Sunday, February 25, 2007

What makes a Grid ?

Once in a while, the question of what is a grid is raised. One attitude is that if you can sell it as grid - then it is a grid. This is done by some of the software companies. In fact, it does not matter at all what is a grid.
But since mathematicians (and computer scientists) need definitions, I prefer to use Ian Fosters definition taken from What is the Grid ? :

(1) Coordinates resources that are not subject to centralized control
(2) Using standard, open, general-purpose protocols and interfaces
(3) Delivers nontrivial qualities of service

This definition actually requests a group of clusters that each belong to an other sys-admin (that are not under the same management to achieve non centralized control) that share resources based on open-standard protocols (as Open Grid Forum).

One of the implementation based on Globus is the EU project named EGEE-II. The project added or designed some of the components different of the original GGf (ancestor of OGF) like Resource Broker (RB) which is the node that gets the job and looks for the most appropriate site to send the job to. After it finds a site, the job is translated for the site queuing system (which is called LRMS).

In order to submit a job, one has to have X.509 certificate approved by a known CA. The user ID is translated in each site according to the local gridmap file (where each certificate DN appears). There is a pool of users that each user is mapped into according to users virtual organization belonging. A dynamic system named Virtual Organization Management System (VOMS) was developed that brings (2) main benefits:
(1) Users can have roles in the VO (opposed to flat mapping in the gridmap file).
(2) same certificate DN can belong to more than one VO. Especially in the academic environment, a user mighr work in more than one project that share different resources.

Thursday, February 22, 2007

What makes a new technology ready for implementation ?

Both technologies that I deal with those days - grids and IPv6 are not young (more than ten years), have clear benefit for the users, are supported and implemented by the major manufactures in that field, but still failed to be adopted in large scale. I wonder what makes a technology "ready to be adopted" and how it can be identified.

There are several aspects of readiness. The first one would be "How it can be done (based on existing tools) ?".
The DoD published the Technology Readiness Assessment (TRA) Deskbook that deals with technology maturity estimation based on analytical measurements of applying those technologies. So if the different components that are needed exist or can be developed with existing technology, that makes it ready. It is probably correct from the technical point of view even though not all connections and dependencies between components can be identified.

Next one would probably be the rentability of a technology. Its actual cost vs. profit it can give. If it costs more than its revenue - no one would implement it, but if it offers significant benefit compared to the cost, then implementing it would contribute to whom adopts the technology. Since the cost and revenue measurements are not global terms (it can give different revenue for different people) same technology might be good for one and not good enough for others.

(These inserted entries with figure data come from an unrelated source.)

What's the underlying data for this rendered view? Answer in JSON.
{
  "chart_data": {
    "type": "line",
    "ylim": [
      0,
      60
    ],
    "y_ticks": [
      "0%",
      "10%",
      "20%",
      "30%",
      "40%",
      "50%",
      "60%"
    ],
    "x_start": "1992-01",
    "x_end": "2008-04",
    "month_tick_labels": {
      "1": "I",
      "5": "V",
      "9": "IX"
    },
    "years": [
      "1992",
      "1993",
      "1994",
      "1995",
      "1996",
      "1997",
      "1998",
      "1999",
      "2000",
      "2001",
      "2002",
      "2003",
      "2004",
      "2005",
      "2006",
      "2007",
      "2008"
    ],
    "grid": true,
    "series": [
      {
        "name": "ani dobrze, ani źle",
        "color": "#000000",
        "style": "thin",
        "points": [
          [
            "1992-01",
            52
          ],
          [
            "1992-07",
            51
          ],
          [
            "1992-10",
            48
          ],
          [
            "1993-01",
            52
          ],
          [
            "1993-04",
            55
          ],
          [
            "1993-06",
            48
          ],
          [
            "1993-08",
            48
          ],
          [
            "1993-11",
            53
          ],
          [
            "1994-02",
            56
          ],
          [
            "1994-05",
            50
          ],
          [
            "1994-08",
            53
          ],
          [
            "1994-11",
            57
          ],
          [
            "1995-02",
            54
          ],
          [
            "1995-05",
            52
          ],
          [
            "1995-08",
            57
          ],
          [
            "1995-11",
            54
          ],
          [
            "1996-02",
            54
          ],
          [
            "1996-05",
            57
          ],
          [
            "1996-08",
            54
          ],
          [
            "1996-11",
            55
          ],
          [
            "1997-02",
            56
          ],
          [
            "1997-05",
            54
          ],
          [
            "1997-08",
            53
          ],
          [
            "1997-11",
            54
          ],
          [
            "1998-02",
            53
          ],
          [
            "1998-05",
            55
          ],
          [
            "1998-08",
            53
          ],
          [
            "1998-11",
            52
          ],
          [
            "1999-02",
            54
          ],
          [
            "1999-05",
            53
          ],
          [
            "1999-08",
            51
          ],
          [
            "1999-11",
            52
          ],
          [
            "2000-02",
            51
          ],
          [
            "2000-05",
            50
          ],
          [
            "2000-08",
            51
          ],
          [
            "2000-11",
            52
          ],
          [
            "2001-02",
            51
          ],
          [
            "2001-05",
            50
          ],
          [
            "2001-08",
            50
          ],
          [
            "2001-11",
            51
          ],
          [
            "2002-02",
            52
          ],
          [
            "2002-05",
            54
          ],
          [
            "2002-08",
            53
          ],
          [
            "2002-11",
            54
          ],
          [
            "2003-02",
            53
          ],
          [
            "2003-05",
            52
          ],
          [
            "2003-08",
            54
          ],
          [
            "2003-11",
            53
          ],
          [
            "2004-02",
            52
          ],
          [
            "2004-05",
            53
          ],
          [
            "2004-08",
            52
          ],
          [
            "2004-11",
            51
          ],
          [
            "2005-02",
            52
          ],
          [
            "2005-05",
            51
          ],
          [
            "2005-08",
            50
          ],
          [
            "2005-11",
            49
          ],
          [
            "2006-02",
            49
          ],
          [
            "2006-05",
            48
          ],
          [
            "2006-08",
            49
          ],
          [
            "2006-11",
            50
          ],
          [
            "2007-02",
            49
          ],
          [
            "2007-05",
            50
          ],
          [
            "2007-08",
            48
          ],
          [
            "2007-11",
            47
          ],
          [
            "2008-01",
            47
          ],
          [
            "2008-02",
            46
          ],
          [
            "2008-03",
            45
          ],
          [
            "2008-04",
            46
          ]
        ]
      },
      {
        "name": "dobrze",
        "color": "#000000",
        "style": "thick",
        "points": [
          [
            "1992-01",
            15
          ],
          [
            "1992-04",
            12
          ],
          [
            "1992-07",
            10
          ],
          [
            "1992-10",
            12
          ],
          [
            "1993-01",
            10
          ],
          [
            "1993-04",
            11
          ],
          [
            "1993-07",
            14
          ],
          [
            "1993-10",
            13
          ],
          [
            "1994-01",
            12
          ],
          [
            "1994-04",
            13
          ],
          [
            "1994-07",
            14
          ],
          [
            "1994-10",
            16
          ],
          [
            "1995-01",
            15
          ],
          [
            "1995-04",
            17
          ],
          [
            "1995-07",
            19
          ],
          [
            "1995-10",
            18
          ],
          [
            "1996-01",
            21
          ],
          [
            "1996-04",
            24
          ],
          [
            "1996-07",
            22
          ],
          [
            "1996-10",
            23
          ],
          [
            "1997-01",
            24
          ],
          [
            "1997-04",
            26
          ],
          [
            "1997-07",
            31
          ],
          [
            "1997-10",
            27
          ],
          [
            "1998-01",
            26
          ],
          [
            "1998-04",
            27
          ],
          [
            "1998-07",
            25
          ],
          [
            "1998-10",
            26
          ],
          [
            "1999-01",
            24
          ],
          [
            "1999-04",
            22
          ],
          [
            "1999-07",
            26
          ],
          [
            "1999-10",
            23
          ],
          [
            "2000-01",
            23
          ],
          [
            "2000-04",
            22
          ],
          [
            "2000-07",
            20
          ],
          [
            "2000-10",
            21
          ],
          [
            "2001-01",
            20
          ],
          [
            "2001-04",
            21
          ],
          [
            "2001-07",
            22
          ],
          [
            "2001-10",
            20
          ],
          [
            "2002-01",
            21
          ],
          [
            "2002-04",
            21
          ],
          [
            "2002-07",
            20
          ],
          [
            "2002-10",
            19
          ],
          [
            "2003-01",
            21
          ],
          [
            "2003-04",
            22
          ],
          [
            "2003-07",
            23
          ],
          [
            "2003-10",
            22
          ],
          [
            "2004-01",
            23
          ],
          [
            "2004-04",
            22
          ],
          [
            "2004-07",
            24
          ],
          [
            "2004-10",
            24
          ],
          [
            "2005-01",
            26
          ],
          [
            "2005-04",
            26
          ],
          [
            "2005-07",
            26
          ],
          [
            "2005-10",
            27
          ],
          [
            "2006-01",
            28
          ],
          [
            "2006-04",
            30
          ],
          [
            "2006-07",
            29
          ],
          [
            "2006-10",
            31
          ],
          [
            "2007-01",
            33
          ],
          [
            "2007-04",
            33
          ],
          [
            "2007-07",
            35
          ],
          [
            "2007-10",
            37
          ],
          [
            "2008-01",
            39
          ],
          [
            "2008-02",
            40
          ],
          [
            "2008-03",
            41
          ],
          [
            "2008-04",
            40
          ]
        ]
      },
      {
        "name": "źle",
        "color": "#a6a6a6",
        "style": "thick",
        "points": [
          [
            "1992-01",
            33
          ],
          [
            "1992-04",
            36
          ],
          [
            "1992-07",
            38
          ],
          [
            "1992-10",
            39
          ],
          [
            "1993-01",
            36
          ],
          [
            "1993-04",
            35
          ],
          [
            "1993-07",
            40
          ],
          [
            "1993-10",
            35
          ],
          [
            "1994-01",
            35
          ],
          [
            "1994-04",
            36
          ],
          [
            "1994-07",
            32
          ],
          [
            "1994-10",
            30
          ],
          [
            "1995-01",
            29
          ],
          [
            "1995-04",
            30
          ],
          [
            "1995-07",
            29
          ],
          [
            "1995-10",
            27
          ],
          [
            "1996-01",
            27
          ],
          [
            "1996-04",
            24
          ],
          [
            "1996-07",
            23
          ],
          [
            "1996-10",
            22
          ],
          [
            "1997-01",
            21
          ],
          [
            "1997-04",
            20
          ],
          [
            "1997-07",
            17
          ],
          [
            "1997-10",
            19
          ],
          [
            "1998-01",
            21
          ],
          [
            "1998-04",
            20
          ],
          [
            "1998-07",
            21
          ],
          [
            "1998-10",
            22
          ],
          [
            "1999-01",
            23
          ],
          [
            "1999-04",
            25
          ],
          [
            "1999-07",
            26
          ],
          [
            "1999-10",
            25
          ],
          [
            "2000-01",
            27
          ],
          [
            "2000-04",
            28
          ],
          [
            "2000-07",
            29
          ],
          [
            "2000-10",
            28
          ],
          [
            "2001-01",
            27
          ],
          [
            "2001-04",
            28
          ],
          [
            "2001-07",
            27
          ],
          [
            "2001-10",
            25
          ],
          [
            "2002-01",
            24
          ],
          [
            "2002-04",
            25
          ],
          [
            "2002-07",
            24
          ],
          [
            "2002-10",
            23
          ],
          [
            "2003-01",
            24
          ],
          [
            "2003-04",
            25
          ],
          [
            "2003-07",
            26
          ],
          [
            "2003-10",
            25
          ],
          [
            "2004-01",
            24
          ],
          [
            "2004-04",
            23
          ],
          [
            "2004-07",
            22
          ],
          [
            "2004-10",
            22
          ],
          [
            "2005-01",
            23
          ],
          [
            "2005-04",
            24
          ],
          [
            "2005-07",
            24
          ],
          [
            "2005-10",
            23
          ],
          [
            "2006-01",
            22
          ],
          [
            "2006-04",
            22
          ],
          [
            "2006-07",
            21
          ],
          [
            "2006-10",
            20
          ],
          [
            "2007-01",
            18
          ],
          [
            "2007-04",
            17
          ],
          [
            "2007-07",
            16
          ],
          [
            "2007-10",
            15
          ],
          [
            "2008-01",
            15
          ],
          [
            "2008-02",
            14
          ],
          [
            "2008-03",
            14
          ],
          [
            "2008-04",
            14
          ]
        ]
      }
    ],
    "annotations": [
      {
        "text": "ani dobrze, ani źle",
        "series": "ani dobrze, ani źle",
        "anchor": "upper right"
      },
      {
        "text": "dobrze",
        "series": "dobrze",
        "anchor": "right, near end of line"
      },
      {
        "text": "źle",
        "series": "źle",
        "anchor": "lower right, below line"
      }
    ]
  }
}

But I was looking for something else that I might call it "coolness" or the trendiness of a technology. When a technology become trendy ? It is clear that first a technology has to exist, which means it passed the initial vision, brainstorming, planning, etc. stages. Then it has to have some prototype and from this stage it can become a trend if it has a specific property. I am not sure if there is one property or several properties and weather the properties have to exist all together or a sub-set of them are enough.

Assuming there are some properties that are needed, how can a good technology can be given those properties in order to make it happen. What comes first the technology worthiness or the properties that makes it worthy?
On the other hand are there technologies that can not become trendy ? It is clear to me that it is not about being useful, not about being cheap and not about being user friendly it is about something else that I try to find out.

What is that property and how can it be identified ?

Wednesday, February 21, 2007

First post

After several people asked me too many times, I decided to do it too - Wrting a blog.

This week was a very interesting week from the professional point of view.

On Sunday, I wasn invited by local branch of MS to see the new Compute Cluster Server (CCS). Since I lead the technical effort of the Grid in Israel, they wanted very much that I will see and express my opinion in that area.

Well - I am happy to see that parallel computing arrived to MS platform at last. It is clear that since there are multi core CPUs that become ubiquitous, it is unavoidable that it will be used by the general public and not only in the exact science dept at Universities. This service is just the first step and I am sure that MS push it to show they are interested in this field. It lacks most of the up-to-date technology as check-pointing, DAG process dependencies, advanced scripting options, etc. It will certainly make this field interesting in the coming years. I hope that it will not produce two parallel universes that never meet.

On Monday I gave a lecture about Grid security in the ISOC-IL annual conference. There were a lot of people there. Most of them were interested in community services. It is about time that the internet activity will be dominated by the people who use it and not by the technical staff that maintain it.

An interesting session was about IPv6. Yes - that old protocol that is still looking for a way to the real world. It is definitely the right direction. For long time a lot of talking and ink was spent on this protocol and now it is time to use it.